Der Mann sah schlecht aus. Er ging schleppenden Schrittes, die Hände in den Taschen, der schmale Hals aus dem Kragen eines viel zu großen Hemdes ragend und, über seinem niedergeschlagenen Körper, dem Pendel eines Zauberers gleich, einen Kopf mit dunkel umrandeten, ausgehöhlten Augen schaukelnd, einen schweren, auf der Stirn von fettigen Fransen bekränzten Kopf.
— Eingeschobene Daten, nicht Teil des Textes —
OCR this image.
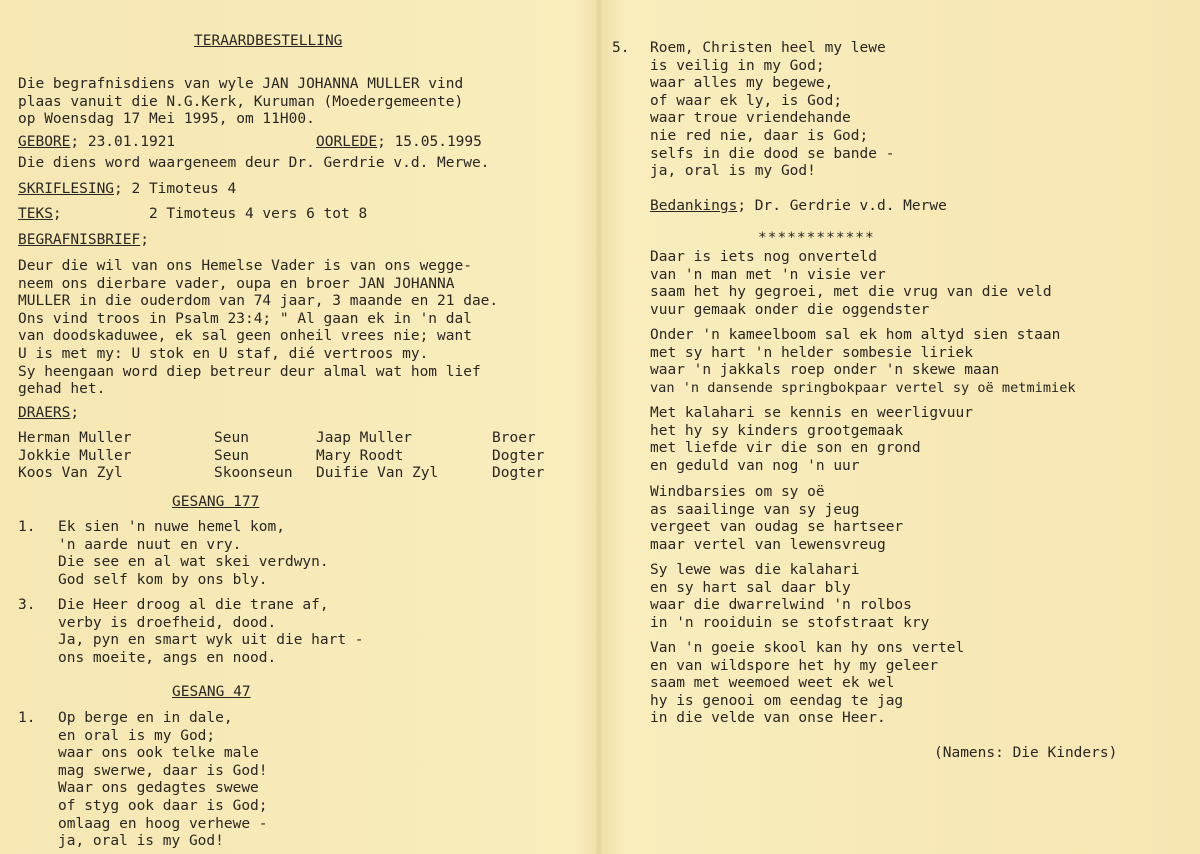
TERAARDBESTELLING
Die begrafnisdiens van wyle JAN JOHANNA MULLER vind
plaas vanuit die N.G.Kerk, Kuruman (Moedergemeente)
op Woensdag 17 Mei 1995, om 11H00.
GEBORE; 23.01.1921	OORLEDE; 15.05.1995
Die diens word waargeneem deur Dr. Gerdrie v.d. Merwe.
SKRIFLESING; 2 Timoteus 4
TEKS;          2 Timoteus 4 vers 6 tot 8
BEGRAFNISBRIEF;
Deur die wil van ons Hemelse Vader is van ons wegge-
neem ons dierbare vader, oupa en broer JAN JOHANNA
MULLER in die ouderdom van 74 jaar, 3 maande en 21 dae.
Ons vind troos in Psalm 23:4; " Al gaan ek in 'n dal
van doodskaduwee, ek sal geen onheil vrees nie; want
U is met my: U stok en U staf, dié vertroos my.
Sy heengaan word diep betreur deur almal wat hom lief
gehad het.
DRAERS;
Herman Muller	Seun	Jaap Muller	Broer
Jokkie Muller	Seun	Mary Roodt	Dogter
Koos Van Zyl	Skoonseun Duifie Van Zyl	Dogter
GESANG 177
1. Ek sien 'n nuwe hemel kom,
'n aarde nuut en vry.
Die see en al wat skei verdwyn.
God self kom by ons bly.
3. Die Heer droog al die trane af,
verby is droefheid, dood.
Ja, pyn en smart wyk uit die hart -
ons moeite, angs en nood.
GESANG 47
1. Op berge en in dale,
en oral is my God;
waar ons ook telke male
mag swerwe, daar is God!
Waar ons gedagtes swewe
of styg ook daar is God;
omlaag en hoog verhewe -
ja, oral is my God!
5. Roem, Christen heel my lewe
is veilig in my God;
waar alles my begewe,
of waar ek ly, is God;
waar troue vriendehande
nie red nie, daar is God;
selfs in die dood se bande -
ja, oral is my God!
Bedankings; Dr. Gerdrie v.d. Merwe
************
Daar is iets nog onverteld
van 'n man met 'n visie ver
saam het hy gegroei, met die vrug van die veld
vuur gemaak onder die oggendster
Onder 'n kameelboom sal ek hom altyd sien staan
met sy hart 'n helder sombesie liriek
waar 'n jakkals roep onder 'n skewe maan
van 'n dansende springbokpaar vertel sy oë metmimiek
Met kalahari se kennis en weerligvuur
het hy sy kinders grootgemaak
met liefde vir die son en grond
en geduld van nog 'n uur
Windbarsies om sy oë
as saailinge van sy jeug
vergeet van oudag se hartseer
maar vertel van lewensvreug
Sy lewe was die kalahari
en sy hart sal daar bly
waar die dwarrelwind 'n rolbos
in 'n rooiduin se stofstraat kry
Van 'n goeie skool kan hy ons vertel
en van wildspore het hy my geleer
saam met weemoed weet ek wel
hy is genooi om eendag te jag
in die velde van onse Heer.
(Namens: Die Kinders)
Von der Szene amüsiert, kniff der Blechschmied die Augen zusammen und war hinter den Vorhang getreten, um nicht gesehen zu werden. Der Küster hatte seinen Blick nicht vom Blechschmied abwenden können, der sich in seiner unbändigen Neugier benahm, als sei er allein im Raum. Mit einem leichten, auf den Lippen hängenden Lächeln hatte der Gastgeber an die zwanzig Mal genickt und der Küster fragte sich, ob er wohl überhaupt wieder aufhörte. Dann war der Stellvertreter vorüber und der Neugierige stand von seinem Stuhl auf, um ihm nachzublicken. Der Blechschmied hatte recht geschwungene Hüften, einen herzförmigen Hintern. "Ein echter Frauenarsch", hatte der andere gedacht.
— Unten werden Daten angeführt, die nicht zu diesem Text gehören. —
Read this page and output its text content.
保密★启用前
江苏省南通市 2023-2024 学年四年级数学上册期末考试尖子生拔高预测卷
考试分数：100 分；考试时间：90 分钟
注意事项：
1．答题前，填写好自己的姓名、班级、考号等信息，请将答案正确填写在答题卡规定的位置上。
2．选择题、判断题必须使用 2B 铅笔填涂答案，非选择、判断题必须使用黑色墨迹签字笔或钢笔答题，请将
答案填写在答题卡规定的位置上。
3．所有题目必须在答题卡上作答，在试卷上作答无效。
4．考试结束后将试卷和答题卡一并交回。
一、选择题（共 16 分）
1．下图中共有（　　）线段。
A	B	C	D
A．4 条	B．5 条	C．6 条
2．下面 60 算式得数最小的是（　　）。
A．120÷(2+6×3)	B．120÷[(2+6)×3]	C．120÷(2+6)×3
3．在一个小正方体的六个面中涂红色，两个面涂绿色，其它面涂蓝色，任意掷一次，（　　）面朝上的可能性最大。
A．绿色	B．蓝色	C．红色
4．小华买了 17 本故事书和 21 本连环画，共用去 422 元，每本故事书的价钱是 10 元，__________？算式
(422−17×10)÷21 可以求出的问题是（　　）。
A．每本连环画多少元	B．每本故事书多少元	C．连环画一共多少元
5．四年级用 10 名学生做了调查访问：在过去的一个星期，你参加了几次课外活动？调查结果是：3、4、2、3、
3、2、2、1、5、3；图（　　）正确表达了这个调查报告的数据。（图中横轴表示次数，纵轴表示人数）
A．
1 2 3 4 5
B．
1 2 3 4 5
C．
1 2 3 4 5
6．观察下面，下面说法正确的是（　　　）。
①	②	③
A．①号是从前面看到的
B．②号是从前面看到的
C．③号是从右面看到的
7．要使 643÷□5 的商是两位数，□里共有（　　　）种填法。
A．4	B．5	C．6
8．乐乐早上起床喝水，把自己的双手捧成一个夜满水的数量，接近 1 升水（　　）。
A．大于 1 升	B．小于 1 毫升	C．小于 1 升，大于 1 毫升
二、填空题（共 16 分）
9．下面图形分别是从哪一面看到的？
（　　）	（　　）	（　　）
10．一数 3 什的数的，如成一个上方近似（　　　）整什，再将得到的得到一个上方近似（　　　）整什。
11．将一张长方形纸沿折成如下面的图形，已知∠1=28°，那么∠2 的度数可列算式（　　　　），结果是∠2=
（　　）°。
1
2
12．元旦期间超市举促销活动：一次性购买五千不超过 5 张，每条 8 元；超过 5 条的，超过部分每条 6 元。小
Aus seinem Pfarrhaus hatte auch der Pfarrer das Vorbeigehen des Stellvertreters beobachtet. Er war es, zu dem er wollte. Er hatte ihn am selben Morgen sehr früh angerufen. Der Pfarrer hatte zugesehen, wie er sich näherte, seinen Blick dann aber auf dem grauen Auto ruhen lassen, das seit über zwei Stunden im Hof des Blechschmiedes stand. Es würde bald zu Mittag läuten und das Auto hatte sich nicht bewegt. Die schöne Jacqueline würde das Essen für drei vorbereiten müssen.

*

Der Pfarrer hatte die Tür geöffnet, noch bevor der Besucher klopfte, und ihn, mit einer großen freundschaftlichen Handbewegung, gebeten, in die Diele zu treten. Sie hatten rasche Begrüßungen getauscht und waren im Gang verschwunden. Es war Mittag. Im Wohnzimmer und in der Küche begannen zwei Uhren im Abstand einiger Sekunden zu läuten. Der Gemeinderat war zusammengeschreckt. "Da ist aber einer angespannt", hatte der Pfarrer gedacht, der hinter ihm lief.

Die beiden Männer waren in einen Raum getreten, der als Arbeitszimmer diente. Ein Eichenschrank an der hinteren Wand beherbergte alle Taufregister der Gemeinde. Für diese Tageszeit war es im Zimmer recht dunkel. Das Fenster ging nach Norden. Auf dem Boden Bücherkisten. Die Fächer des Bücherschranks waren voll, man hatte einige Bücher daneben aufstapeln müssen. Selbst bei geschlossener Tür hörte man noch das Ticktack der Uhr aus dem benachbarten Wohnzimmer. Der Pfarrer und der Stellvertreter hatten sich einander gegenüber gesetzt, nahe beim Fenster.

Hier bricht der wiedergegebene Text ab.